Tradução: «mesarse»
Nada obscuro
«Pero viendo yo que lleuaua termino de no acabar tan presto, di priessa a ponelle en tierra, y desde alli, a bozes, prosiguio en sus maldiciones y lamentos, rogando a Mahoma rogasse a Ala que nos destruyesse, confundiesse y acabasse; y quando, por auernos hecho a la vela, no podimos oyr sus palabras, vimos sus obras, que eran arrancarse las barbas, messarse los cabellos y arrastrarse por el suelo; mas vna vez esforço la voz de tal manera, que podimos entender que dezia: “¡Buelue, amada hija, buelue a tierra, que todo te lo perdono; entrega a essos hombres esse dinero que ya es suyo, y buelue a consolar a este triste padre tuyo que en esta desierta arena dexará la vida, si tu le dexas!”» (Don Quijote de la Mancha, Miguel de Cervantes, I, 41).

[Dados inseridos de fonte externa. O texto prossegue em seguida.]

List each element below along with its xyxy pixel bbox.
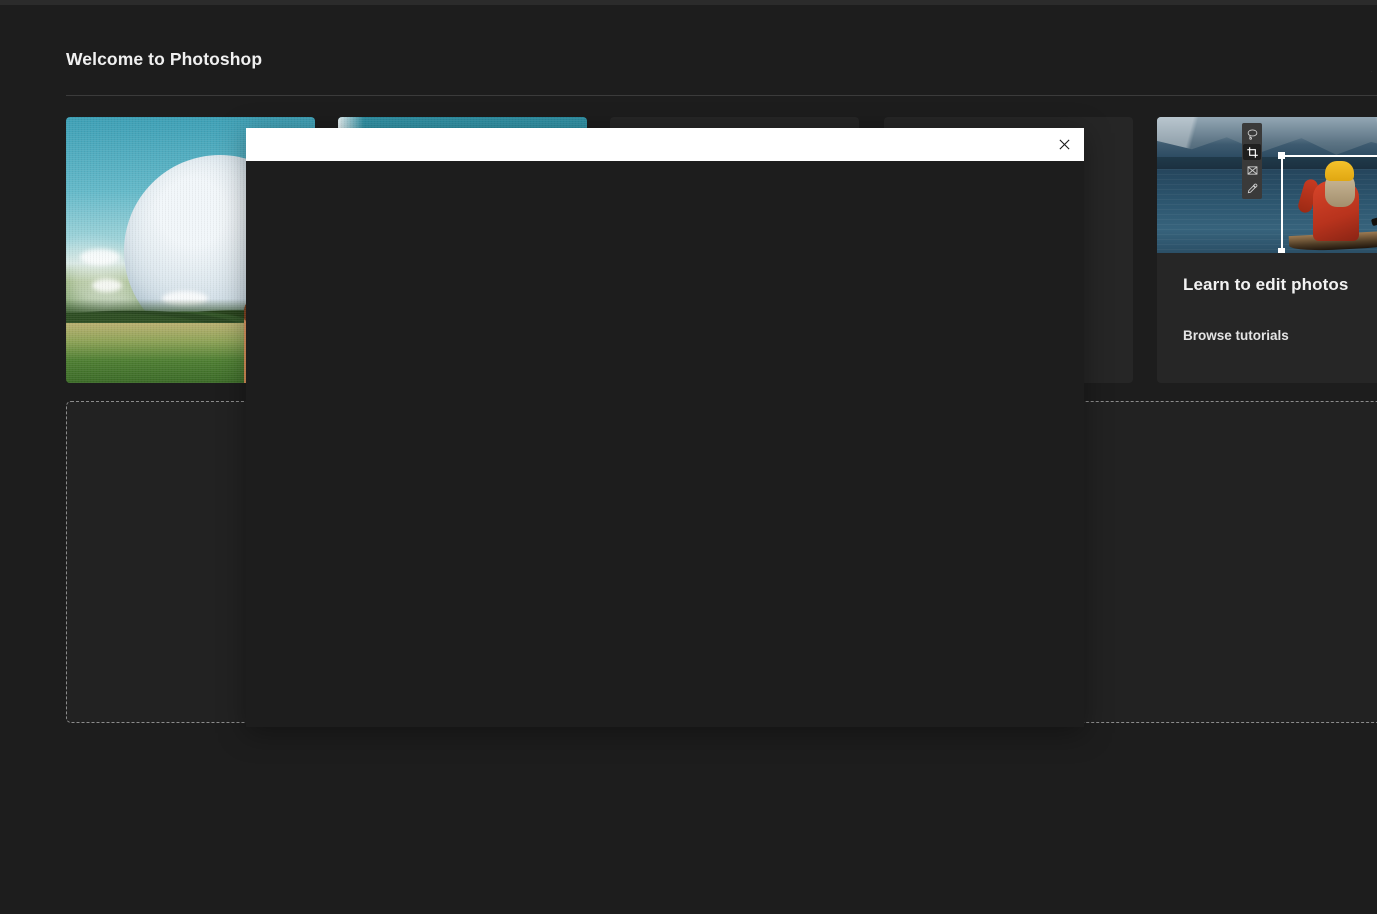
- dialog-body: [246, 161, 1084, 727]
- modal-dialog: [246, 128, 1084, 727]
- page-title: Welcome to Photoshop: [66, 49, 263, 69]
- chevron-up-icon: ▲: [1371, 61, 1374, 75]
- tool-palette[interactable]: [1242, 123, 1262, 199]
- crop-tool-button[interactable]: [1243, 144, 1261, 160]
- eyedropper-icon: [1247, 183, 1257, 193]
- card-heading: Learn to edit photos: [1183, 275, 1349, 294]
- home-card-learn-to-edit-photos[interactable]: Learn to edit photos Browse tutorials: [1157, 117, 1377, 383]
- transform-icon: [1247, 165, 1257, 175]
- header-divider: [66, 95, 1377, 96]
- crop-selection-box: [1281, 155, 1377, 253]
- lasso-icon: [1247, 129, 1257, 140]
- crop-handle-top-left: [1278, 152, 1285, 159]
- browse-tutorials-link[interactable]: Browse tutorials: [1183, 328, 1289, 343]
- lake-canoe-artwork: [1157, 117, 1377, 253]
- crop-icon: [1246, 146, 1258, 158]
- transform-tool-button[interactable]: [1243, 162, 1261, 178]
- home-header: Welcome to Photoshop ▲: [0, 5, 1377, 96]
- dialog-titlebar: [246, 128, 1084, 161]
- photoshop-home-screen: Welcome to Photoshop ▲: [0, 5, 1377, 914]
- card-artwork: [1157, 117, 1377, 253]
- lasso-tool-button[interactable]: [1243, 126, 1261, 142]
- card-caption: Learn to edit photos Browse tutorials: [1157, 253, 1377, 383]
- close-button[interactable]: [1050, 131, 1078, 158]
- close-icon: [1058, 139, 1070, 150]
- eyedropper-tool-button[interactable]: [1243, 180, 1261, 196]
- header-right-control[interactable]: ▲: [1371, 61, 1377, 75]
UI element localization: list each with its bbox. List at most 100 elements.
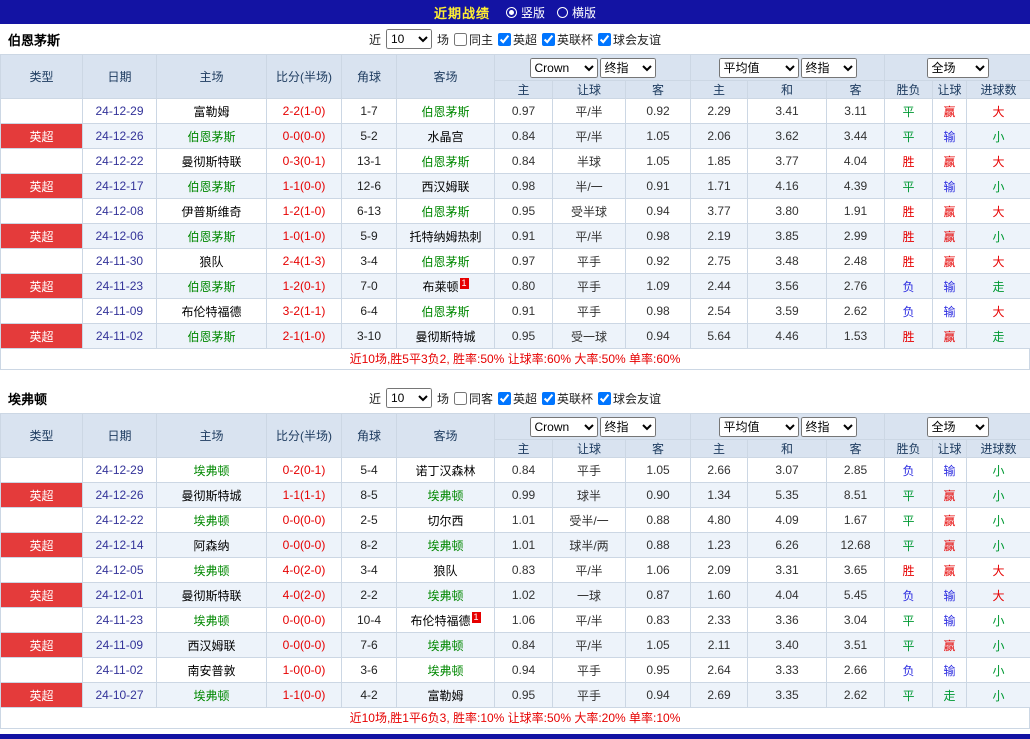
league-filter[interactable]: 英联杯 — [542, 31, 593, 48]
home-team-name[interactable]: 布伦特福德 — [181, 305, 241, 319]
home-team-name[interactable]: 埃弗顿 — [193, 614, 229, 628]
match-score-cell[interactable]: 2-4(1-3) — [267, 249, 342, 274]
home-team-name[interactable]: 伊普斯维奇 — [181, 205, 241, 219]
average-select-cell: 平均值终指 — [691, 55, 885, 81]
match-score-cell[interactable]: 1-2(0-1) — [267, 274, 342, 299]
match-score-cell[interactable]: 0-2(0-1) — [267, 458, 342, 483]
home-team-name[interactable]: 曼彻斯特联 — [181, 589, 241, 603]
match-score-cell[interactable]: 0-0(0-0) — [267, 533, 342, 558]
home-team-name[interactable]: 埃弗顿 — [193, 464, 229, 478]
home-team-name[interactable]: 南安普敦 — [187, 664, 235, 678]
league-checkbox[interactable] — [598, 33, 611, 46]
avg-away-odds-cell: 4.04 — [827, 149, 885, 174]
league-filter[interactable]: 球会友谊 — [598, 390, 661, 407]
away-team-name[interactable]: 伯恩茅斯 — [421, 105, 469, 119]
match-score-cell[interactable]: 0-3(0-1) — [267, 149, 342, 174]
away-team-name[interactable]: 埃弗顿 — [427, 489, 463, 503]
match-score-cell[interactable]: 1-1(0-0) — [267, 174, 342, 199]
same-venue-filter[interactable]: 同客 — [454, 390, 493, 407]
league-type-cell: 英超 — [1, 249, 83, 274]
match-score-cell[interactable]: 2-2(1-0) — [267, 99, 342, 124]
home-team-cell: 埃弗顿 — [157, 458, 267, 483]
league-filter[interactable]: 英联杯 — [542, 390, 593, 407]
match-score-cell[interactable]: 1-1(0-0) — [267, 683, 342, 708]
home-team-name[interactable]: 伯恩茅斯 — [187, 180, 235, 194]
away-team-name[interactable]: 狼队 — [433, 564, 457, 578]
away-team-name[interactable]: 伯恩茅斯 — [421, 255, 469, 269]
book-handicap-cell: 平手 — [553, 274, 626, 299]
bookmaker-select[interactable]: Crown — [530, 417, 598, 437]
match-score-cell[interactable]: 4-0(2-0) — [267, 583, 342, 608]
same-venue-checkbox[interactable] — [454, 33, 467, 46]
home-team-name[interactable]: 伯恩茅斯 — [187, 130, 235, 144]
scope-select[interactable]: 全场 — [927, 417, 989, 437]
home-team-name[interactable]: 伯恩茅斯 — [187, 280, 235, 294]
away-team-name[interactable]: 西汉姆联 — [421, 180, 469, 194]
same-venue-filter[interactable]: 同主 — [454, 31, 493, 48]
league-type-cell: 英超 — [1, 124, 83, 149]
average-select[interactable]: 平均值 — [719, 58, 799, 78]
layout-radio[interactable]: 竖版 — [506, 4, 545, 21]
odds-kind-select[interactable]: 终指 — [600, 417, 656, 437]
league-checkbox[interactable] — [498, 392, 511, 405]
away-team-name[interactable]: 水晶宫 — [427, 130, 463, 144]
match-score-cell[interactable]: 1-0(0-0) — [267, 658, 342, 683]
recent-count-select[interactable]: 10 — [386, 29, 432, 49]
result-cell: 平 — [885, 633, 933, 658]
same-venue-checkbox[interactable] — [454, 392, 467, 405]
league-checkbox[interactable] — [542, 33, 555, 46]
away-team-name[interactable]: 诺丁汉森林 — [415, 464, 475, 478]
away-team-name[interactable]: 伯恩茅斯 — [421, 205, 469, 219]
home-team-name[interactable]: 伯恩茅斯 — [187, 230, 235, 244]
match-score-cell[interactable]: 0-0(0-0) — [267, 508, 342, 533]
recent-count-select[interactable]: 10 — [386, 388, 432, 408]
home-team-name[interactable]: 西汉姆联 — [187, 639, 235, 653]
away-team-name[interactable]: 伯恩茅斯 — [421, 155, 469, 169]
away-team-name[interactable]: 埃弗顿 — [427, 664, 463, 678]
match-score-cell[interactable]: 2-1(1-0) — [267, 324, 342, 349]
odds-kind-select[interactable]: 终指 — [600, 58, 656, 78]
league-filter[interactable]: 英超 — [498, 31, 537, 48]
match-score-cell[interactable]: 3-2(1-1) — [267, 299, 342, 324]
avg-away-odds-cell: 3.04 — [827, 608, 885, 633]
away-team-name[interactable]: 埃弗顿 — [427, 639, 463, 653]
league-checkbox[interactable] — [598, 392, 611, 405]
match-score-cell[interactable]: 1-0(1-0) — [267, 224, 342, 249]
match-score-cell[interactable]: 0-0(0-0) — [267, 633, 342, 658]
bookmaker-select[interactable]: Crown — [530, 58, 598, 78]
home-team-name[interactable]: 狼队 — [199, 255, 223, 269]
home-team-name[interactable]: 阿森纳 — [193, 539, 229, 553]
league-checkbox[interactable] — [498, 33, 511, 46]
match-score-cell[interactable]: 1-1(1-1) — [267, 483, 342, 508]
away-team-name[interactable]: 富勒姆 — [427, 689, 463, 703]
league-filter[interactable]: 英超 — [498, 390, 537, 407]
red-card-badge: 1 — [460, 278, 469, 289]
layout-radio[interactable]: 横版 — [557, 4, 596, 21]
home-team-name[interactable]: 伯恩茅斯 — [187, 330, 235, 344]
away-team-cell: 布莱顿1 — [397, 274, 495, 299]
average-select[interactable]: 平均值 — [719, 417, 799, 437]
home-team-name[interactable]: 曼彻斯特城 — [181, 489, 241, 503]
away-team-name[interactable]: 埃弗顿 — [427, 589, 463, 603]
home-team-name[interactable]: 富勒姆 — [193, 105, 229, 119]
league-filter[interactable]: 球会友谊 — [598, 31, 661, 48]
match-score-cell[interactable]: 4-0(2-0) — [267, 558, 342, 583]
away-team-name[interactable]: 布莱顿 — [422, 280, 458, 294]
away-team-name[interactable]: 布伦特福德 — [410, 614, 470, 628]
home-team-name[interactable]: 埃弗顿 — [193, 514, 229, 528]
away-team-name[interactable]: 埃弗顿 — [427, 539, 463, 553]
match-score-cell[interactable]: 0-0(0-0) — [267, 124, 342, 149]
avg-kind-select[interactable]: 终指 — [801, 417, 857, 437]
league-checkbox[interactable] — [542, 392, 555, 405]
home-team-name[interactable]: 埃弗顿 — [193, 564, 229, 578]
home-team-name[interactable]: 埃弗顿 — [193, 689, 229, 703]
home-team-name[interactable]: 曼彻斯特联 — [181, 155, 241, 169]
away-team-name[interactable]: 曼彻斯特城 — [415, 330, 475, 344]
match-score-cell[interactable]: 1-2(1-0) — [267, 199, 342, 224]
avg-kind-select[interactable]: 终指 — [801, 58, 857, 78]
scope-select[interactable]: 全场 — [927, 58, 989, 78]
away-team-name[interactable]: 伯恩茅斯 — [421, 305, 469, 319]
away-team-name[interactable]: 托特纳姆热刺 — [409, 230, 481, 244]
match-score-cell[interactable]: 0-0(0-0) — [267, 608, 342, 633]
away-team-name[interactable]: 切尔西 — [427, 514, 463, 528]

Miguel Serras Pereira (Dom Quixote de la Mancha. Alfragide: Publicações Dom Quixote, 2.ª ed., 2015, p. 392) traduz por «arrancar-se as barbas, arrepelar-se os cabelos», e não pode ser muito diferente, mas, falo por mim, quando ouço ou leio a palavra «arrepelar», não penso logo em arrancar, mas mais, em primeiro lugar, em puxar, embora, reconheço, «arrepelar» também signifique arrancar. E, claro, «arrancar» já estava antes, em relação às barbas. Pois, não temos mesar-se, como os nossos vizinhos têm mesarse (antes, messarse). Mas temos messar, que significa tirar a cortiça de. Na parte etimológica deste verbete, o Dicionário da Língua Portuguesa da Porto Editora remete para messa, «época do ano em que se extrai a cortiça; 2. tiragem da cortiça; 3. parte da cortiça de um sobreiro tirada num ano». A este, di-lo «de origem obscura». Nunca nada foi de origem tão pouco obscura: o nosso messar como o mesarse castelhano são a voz latina messum metere, colher, segar. «Ille metit barbam, crinem hic deponit amati» (Juvenal, Sat. 3). Vem do latim vulgar messāre, derivado de metĕre, segar, cercear. Menos um mistério.